Monday, March 22, 2010

Winter term wrap up

The winter term is officially over. Kate and I celebrated by spending the day up at Willamette Pass skiing with a pair of bald eagles in 50-degree weather. It was a relaxing reminder of why we moved out here. The term itself was another whirlwind, but one that taught me a lot about what I have learned here, what I want to be learning over the next year and a half and what I think I can contribute to the world as an architect. Yes - after seven terms I can finally see myself becoming an architect, maybe. 

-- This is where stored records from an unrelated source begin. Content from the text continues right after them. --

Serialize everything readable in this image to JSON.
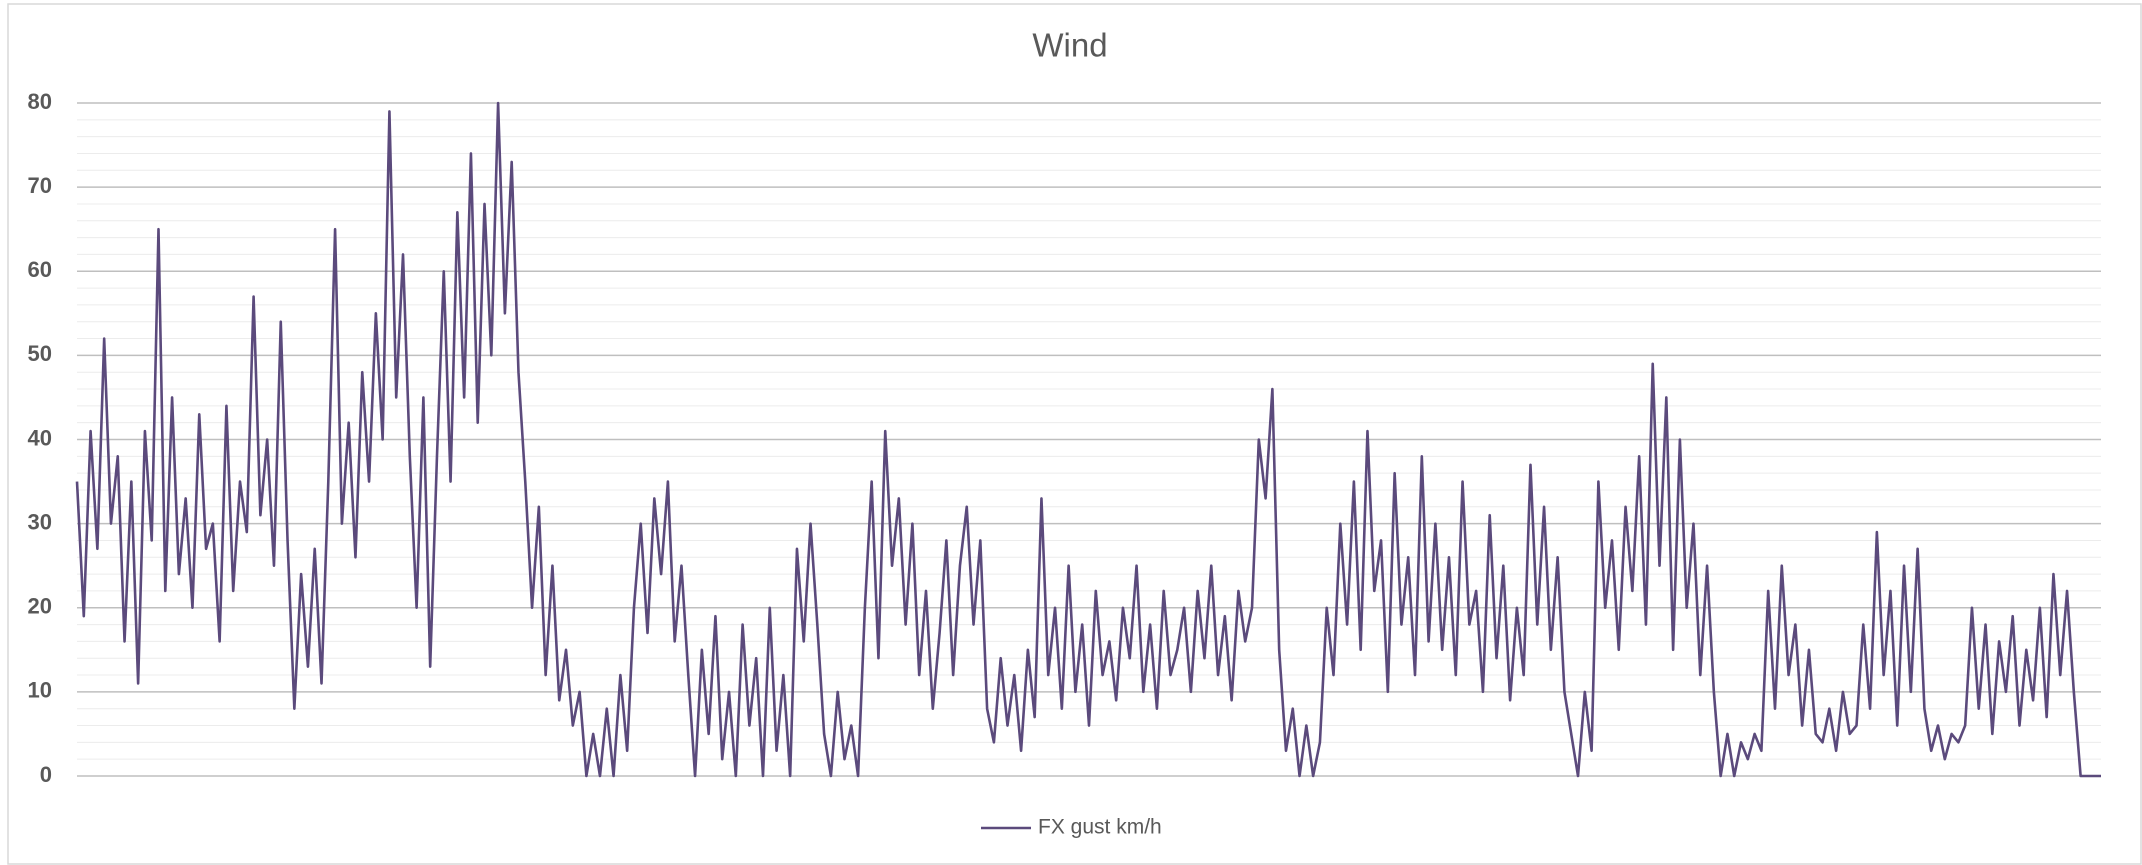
{
  "chart_data": {
    "type": "line",
    "title": "Wind",
    "series": [
      {
        "name": "FX gust km/h",
        "color": "#5b4a7c",
        "values": [
          35,
          19,
          41,
          27,
          52,
          30,
          38,
          16,
          35,
          11,
          41,
          28,
          65,
          22,
          45,
          24,
          33,
          20,
          43,
          27,
          30,
          16,
          44,
          22,
          35,
          29,
          57,
          31,
          40,
          25,
          54,
          28,
          8,
          24,
          13,
          27,
          11,
          35,
          65,
          30,
          42,
          26,
          48,
          35,
          55,
          40,
          79,
          45,
          62,
          38,
          20,
          45,
          13,
          38,
          60,
          35,
          67,
          45,
          74,
          42,
          68,
          50,
          80,
          55,
          73,
          48,
          35,
          20,
          32,
          12,
          25,
          9,
          15,
          6,
          10,
          0,
          5,
          0,
          8,
          0,
          12,
          3,
          20,
          30,
          17,
          33,
          24,
          35,
          16,
          25,
          12,
          0,
          15,
          5,
          19,
          2,
          10,
          0,
          18,
          6,
          14,
          0,
          20,
          3,
          12,
          0,
          27,
          16,
          30,
          18,
          5,
          0,
          10,
          2,
          6,
          0,
          20,
          35,
          14,
          41,
          25,
          33,
          18,
          30,
          12,
          22,
          8,
          17,
          28,
          12,
          25,
          32,
          18,
          28,
          8,
          4,
          14,
          6,
          12,
          3,
          15,
          7,
          33,
          12,
          20,
          8,
          25,
          10,
          18,
          6,
          22,
          12,
          16,
          9,
          20,
          14,
          25,
          10,
          18,
          8,
          22,
          12,
          15,
          20,
          10,
          22,
          14,
          25,
          12,
          19,
          9,
          22,
          16,
          20,
          40,
          33,
          46,
          15,
          3,
          8,
          0,
          6,
          0,
          4,
          20,
          12,
          30,
          18,
          35,
          15,
          41,
          22,
          28,
          10,
          36,
          18,
          26,
          12,
          38,
          16,
          30,
          15,
          26,
          12,
          35,
          18,
          22,
          10,
          31,
          14,
          25,
          9,
          20,
          12,
          37,
          18,
          32,
          15,
          26,
          10,
          5,
          0,
          10,
          3,
          35,
          20,
          28,
          15,
          32,
          22,
          38,
          18,
          49,
          25,
          45,
          15,
          40,
          20,
          30,
          12,
          25,
          10,
          0,
          5,
          0,
          4,
          2,
          5,
          3,
          22,
          8,
          25,
          12,
          18,
          6,
          15,
          5,
          4,
          8,
          3,
          10,
          5,
          6,
          18,
          8,
          29,
          12,
          22,
          6,
          25,
          10,
          27,
          8,
          3,
          6,
          2,
          5,
          4,
          6,
          20,
          8,
          18,
          5,
          16,
          10,
          19,
          6,
          15,
          9,
          20,
          7,
          24,
          12,
          22,
          10,
          0,
          0,
          0,
          0
        ]
      }
    ],
    "ylim": [
      0,
      80
    ],
    "yticks": [
      0,
      10,
      20,
      30,
      40,
      50,
      60,
      70,
      80
    ],
    "grid": true,
    "minor_grid": true,
    "legend": "bottom"
  }
}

A big part of this term was a studio project for designBridge, the community design/build organization I have been working with since the Fall of 2008. The winter term design studio is the middle installment of the "designBridge year", an academic year of three classes dedicated to pre-design, design and construction of a real project. Our task since September has been to work with Camas Ridge Community School to design a bike shelter for the students and faculty. I wish I could explain all of the benefits I have experienced by working on this project, but it is too much for me to wrap my head around let alone communicate to anyone via blog. Instead I will show some pictures of the final review, and hope they can serve as cues to expressing the value of this term.






From dan gilman's photos


The photo above was taken at the end of the review. We are a team of four grad students and five undergraduates (not pictured is a grad student in the landscape architecture department).  An immediate component of any project is the number of people working on it.  Each individual brings different strengths, weaknesses, design styles, schedules and personal interests to the conversation. More people does not always mean more productivity. It was a learning experience in itself to try and understand how to get the most out of such a diverse group of students. I never would have been given the opportunity to manage so many people had it not been for this project. Even if I went straight into practice after graduation it would be years before I became a project manager. I have learned a lot about myself in this process and it has helped me understand what I need to work on before being in this position again. 



This is a photo during our review. Pictured are several members of the team, a couple of professors from the University, an architect from Eugene and the head coordinator of Safe Routes to School Eugene. Another valuable lesson of this studio was the effort required to coordinate between all the different parties involved. The vast majority of my time was dedicated to communicating between the client (Camas Ridge), the city of Eugene, the school district architect, our professional mentors and the local architect volunteering his time for a separate project in development at the school, an outdoor classroom. The dynamic between our bike shelter and the outdoor classroom deserves an entire post of its own, but I will shorten it for everyone's sake. It was an interesting relationship because both projects have at one time or another been dependent on unconfirmed grant funding and both are being done by separate design parties. Early in the term we decided to move our site closer to the outdoor classroom and think of these projects as having the potential to create one large benefit to the school rather than two separate, smaller projects.  

This resulted in some rather challenging design questions along the way: 

1) The outdoor classroom is waiting for a grant so its future is uncertain. How do we design our bike shelter, in such close proximity to the proposed outdoor classroom, to function at its best with AND without the addition of the outdoor classroom?

2) The parents of the outdoor classroom have a rather specific idea in mind for the architectural language of their structure (shown below, a rendering generated by the architect volunteering his time to the outdoor classroom). It does not exactly mesh with our design interests, to say the least. How can we design our project to speak to this architecture without compromising the integrity of our own work? 

A rendering of a separate project in close proximity to ours, the outdoor classroom by Pivot Architecture




Images from final review 

These two photos illustrate the final theme that jumps out about this term; the lessons learned working on a real project. The photo on the left shows a few people looking at our permit set, nine pages of architectural drawings to be handed over to the city for approval. A few members of our team worked extremely hard on this (not me). The night before our review I went over to FedEx to pick it up and it was quite a unique feeling to see all our hard work over the term summed up in a nine-page, 22" x 34" document. 

I don't know what felt more strange, picking up the permit set or seeing our full scale mock-up come to life (right photo). The full scale mock-up was a requirement for our studio final. We chose to build one end of one of the shelters and the planter/bench beneath it.  Never before had I designed something of this scale to then see it erected. I literally finished designing the planter on Thursday and the build team put it together over the weekend for our final review on Wednesday. I designed something and someone else built it. I actually felt like an architect. It was a bizarre feeling, one that is not often felt by students. It was a reminder of what I observed during the 2007 Solar Decathlon (website and inhabitat article). Those team leaders had such an obvious and admirable sense of pride for the house they had worked on over the previous two years. They put everything they had into the design and construction of their house, and this was the first time I felt that same connection to any of my work here. 


Sketch models and our poster presentation from dan gilman's photos 

Our presentation included the permit set, the mock-up, a poster and a really beautiful site model. It was all well received by the community in Lawrence Hall. We dropped the finished permit set off at the city on Friday and now we are gearing up for construction if all goes well at the permit office.